Itamaraty Award for Cultural Diplomacy Strengthening the Bond Between China and Brazil

The first Itamaraty Award was presented to Chinese producer and art collector, Sarina Tang, for her efforts in bringing the two cultures closer together

September 12th, 2016
Silvia Muci, CD News

Art is probably one of the best expressions of cultural diplomacy, as it can communicate so much without a single world needing to be uttered. Sarina Tangs knows this well: in the last twenty years she has come up with several art exchanges and projects between Brazil and China. Her work has now earned her the Itamaraty Award, presented to her by the Brazilian Foreign Ministry's Department of Culture.

Sarina Tangs is living proof of the world that we live in, and she represents the good side of it. Born in Shanghai, she grew up halfway around the world in Sao Paulo. She is one of only a few people of her generation to master Portuguese and Chinese as a native speaker; moreover, she also learned French while studying history of art at the Ecole du Louvre in Paris.

She presently runs the Currents Art and Music Foundation, created in 2009. The main purpose of the organisation is to encourage interaction between Chinese artists and the international environment through organising art and music workshops, exhibitions and installations. International leaders in the field are invited to and hosted in Beijing for up to two months, in order to acquire a thorough knowledge of Chinese culture and lifestyle.

Between 2009 and 2014, Tang held ‘Shared and Divergent’, an exchange program for Chinese and Brazilian artists. As a result of this project Chinese artist, Song Dong, was able to hold an exhibition in So Paulo in 2014, titled “Regenerated”.
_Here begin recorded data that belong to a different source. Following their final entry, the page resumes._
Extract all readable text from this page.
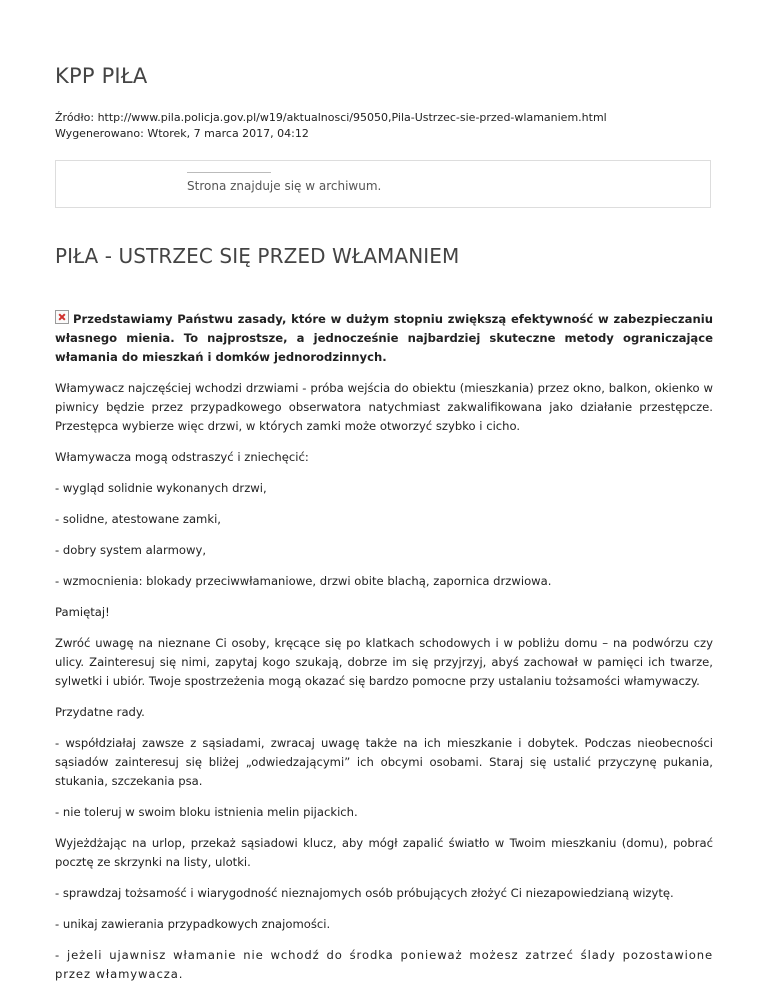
KPP PIŁA
Źródło: http://www.pila.policja.gov.pl/w19/aktualnosci/95050,Pila-Ustrzec-sie-przed-wlamaniem.html
Wygenerowano: Wtorek, 7 marca 2017, 04:12
Strona znajduje się w archiwum.
PIŁA - USTRZEC SIĘ PRZED WŁAMANIEM

Przedstawiamy Państwu zasady, które w dużym stopniu zwiększą efektywność w zabezpieczaniu własnego mienia. To najprostsze, a jednocześnie najbardziej skuteczne metody ograniczające włamania do mieszkań i domków jednorodzinnych.

Włamywacz najczęściej wchodzi drzwiami - próba wejścia do obiektu (mieszkania) przez okno, balkon, okienko w piwnicy będzie przez przypadkowego obserwatora natychmiast zakwalifikowana jako działanie przestępcze. Przestępca wybierze więc drzwi, w których zamki może otworzyć szybko i cicho.

Włamywacza mogą odstraszyć i zniechęcić:

- wygląd solidnie wykonanych drzwi,

- solidne, atestowane zamki,

- dobry system alarmowy,

- wzmocnienia: blokady przeciwwłamaniowe, drzwi obite blachą, zapornica drzwiowa.

Pamiętaj!

Zwróć uwagę na nieznane Ci osoby, kręcące się po klatkach schodowych i w pobliżu domu – na podwórzu czy ulicy. Zainteresuj się nimi, zapytaj kogo szukają, dobrze im się przyjrzyj, abyś zachował w pamięci ich twarze, sylwetki i ubiór. Twoje spostrzeżenia mogą okazać się bardzo pomocne przy ustalaniu tożsamości włamywaczy.

Przydatne rady.

- współdziałaj zawsze z sąsiadami, zwracaj uwagę także na ich mieszkanie i dobytek. Podczas nieobecności sąsiadów zainteresuj się bliżej „odwiedzającymi” ich obcymi osobami. Staraj się ustalić przyczynę pukania, stukania, szczekania psa.

- nie toleruj w swoim bloku istnienia melin pijackich.

Wyjeżdżając na urlop, przekaż sąsiadowi klucz, aby mógł zapalić światło w Twoim mieszkaniu (domu), pobrać pocztę ze skrzynki na listy, ulotki.

- sprawdzaj tożsamość i wiarygodność nieznajomych osób próbujących złożyć Ci niezapowiedzianą wizytę.

- unikaj zawierania przypadkowych znajomości.

- jeżeli ujawnisz włamanie nie wchodź do środka ponieważ możesz zatrzeć ślady pozostawione przez włamywacza.
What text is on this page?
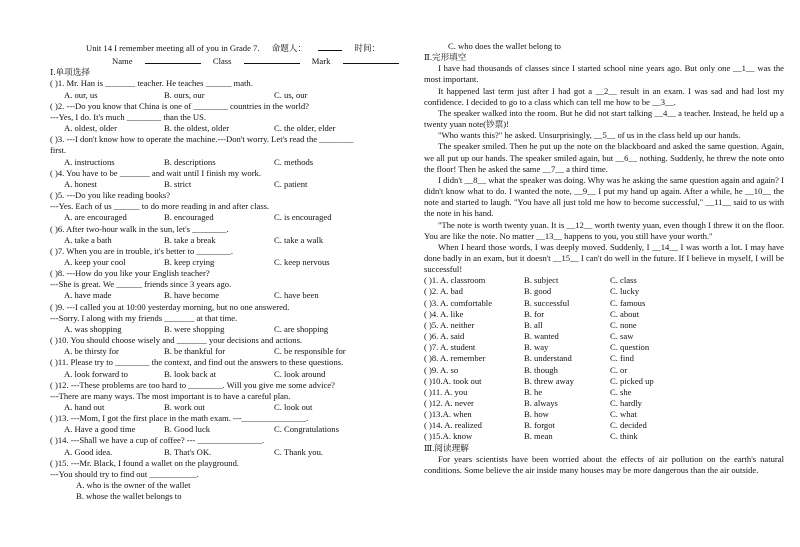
Unit 14 I remember meeting all of you in Grade 7. 命题人：	时间：
Name	Class	Mark
Ⅰ.单项选择
( )1. Mr. Han is _______ teacher. He teaches ______ math.
A. our, us	B. ours, our	C. us, our
( )2. ---Do you know that China is one of ________ countries in the world?
---Yes, I do. It's much ________ than the US.
A. oldest, older	B. the oldest, older	C. the older, elder
( )3. ---I don't know how to operate the machine.---Don't worry. Let's read the ________
first.
A. instructions	B. descriptions	C. methods
( )4. You have to be _______ and wait until I finish my work.
A. honest	B. strict	C. patient
( )5. ---Do you like reading books?
---Yes. Each of us ______ to do more reading in and after class.
A. are encouraged	B. encouraged	C. is encouraged
( )6. After two-hour walk in the sun, let's ________.
A. take a bath	B. take a break	C. take a walk
( )7. When you are in trouble, it's better to ________.
A. keep your cool	B. keep crying	C. keep nervous
( )8. ---How do you like your English teacher?
---She is great. We ______ friends since 3 years ago.
A. have made	B. have become	C. have been
( )9. ---I called you at 10:00 yesterday morning, but no one answered.
---Sorry. I along with my friends _______ at that time.
A. was shopping	B. were shopping	C. are shopping
( )10. You should choose wisely and _______ your decisions and actions.
A. be thirsty for	B. be thankful for	C. be responsible for
( )11. Please try to ________ the context, and find out the answers to these questions.
A. look forward to	B. look back at	C. look around
( )12. ---These problems are too hard to ________. Will you give me some advice?
---There are many ways. The most important is to have a careful plan.
A. hand out	B. work out	C. look out
( )13. ---Mom, I got the first place in the math exam. ---_______________.
A. Have a good time	B. Good luck	C. Congratulations
( )14. ---Shall we have a cup of coffee? --- _______________.
A. Good idea.	B. That's OK.	C. Thank you.
( )15. ---Mr. Black, I found a wallet on the playground.
---You should try to find out ___________.
A. who is the owner of the wallet
B. whose the wallet belongs to
C. who does the wallet belong to
Ⅱ.完形填空
I have had thousands of classes since I started school nine years ago. But only one __1__ was the most important.
It happened last term just after I had got a __2__ result in an exam. I was sad and had lost my confidence. I decided to go to a class which can tell me how to be __3__.
The speaker walked into the room. But he did not start talking __4__ a teacher. Instead, he held up a twenty yuan note(钞票)!
"Who wants this?" he asked. Unsurprisingly, __5__ of us in the class held up our hands.
The speaker smiled. Then he put up the note on the blackboard and asked the same question. Again, we all put up our hands. The speaker smiled again, but __6__ nothing. Suddenly, he threw the note onto the floor! Then he asked the same __7__ a third time.
I didn't __8__ what the speaker was doing. Why was he asking the same question again and again? I didn't know what to do. I wanted the note, __9__ I put my hand up again. After a while, he __10__ the note and started to laugh. "You have all just told me how to become successful," __11__ said to us with the note in his hand.
"The note is worth twenty yuan. It is __12__ worth twenty yuan, even though I threw it on the floor. You are like the note. No matter __13__ happens to you, you still have your worth."
When I heard those words, I was deeply moved. Suddenly, I __14__ I was worth a lot. I may have done badly in an exam, but it doesn't __15__ I can't do well in the future. If I believe in myself, I will be successful!
( )1. A. classroom	B. subject	C. class
( )2. A. bad	B. good	C. lucky
( )3. A. comfortable	B. successful	C. famous
( )4. A. like	B. for	C. about
( )5. A. neither	B. all	C. none
( )6. A. said	B. wanted	C. saw
( )7. A. student	B. way	C. question
( )8. A. remember	B. understand	C. find
( )9. A. so	B. though	C. or
( )10.A. took out	B. threw away	C. picked up
( )11. A. you	B. he	C. she
( )12. A. never	B. always	C. hardly
( )13.A. when	B. how	C. what
( )14. A. realized	B. forgot	C. decided
( )15.A. know	B. mean	C. think
Ⅲ.阅读理解
For years scientists have been worried about the effects of air pollution on the earth's natural conditions. Some believe the air inside many houses may be more dangerous than the air outside.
Her commitment is not limited to relations with Brazil. In 1995 and 1998, just before his death, she collaborated with one of the fathers of pop art, Roy Lichtenstein, in organizing an exhibition with his artworks in Chinese style. Furthermore, she commissioned six sculptures from the artist to be put in a square in Singapore. Permanent installations by Chinese sculptors were realized in Tokyo under her direction.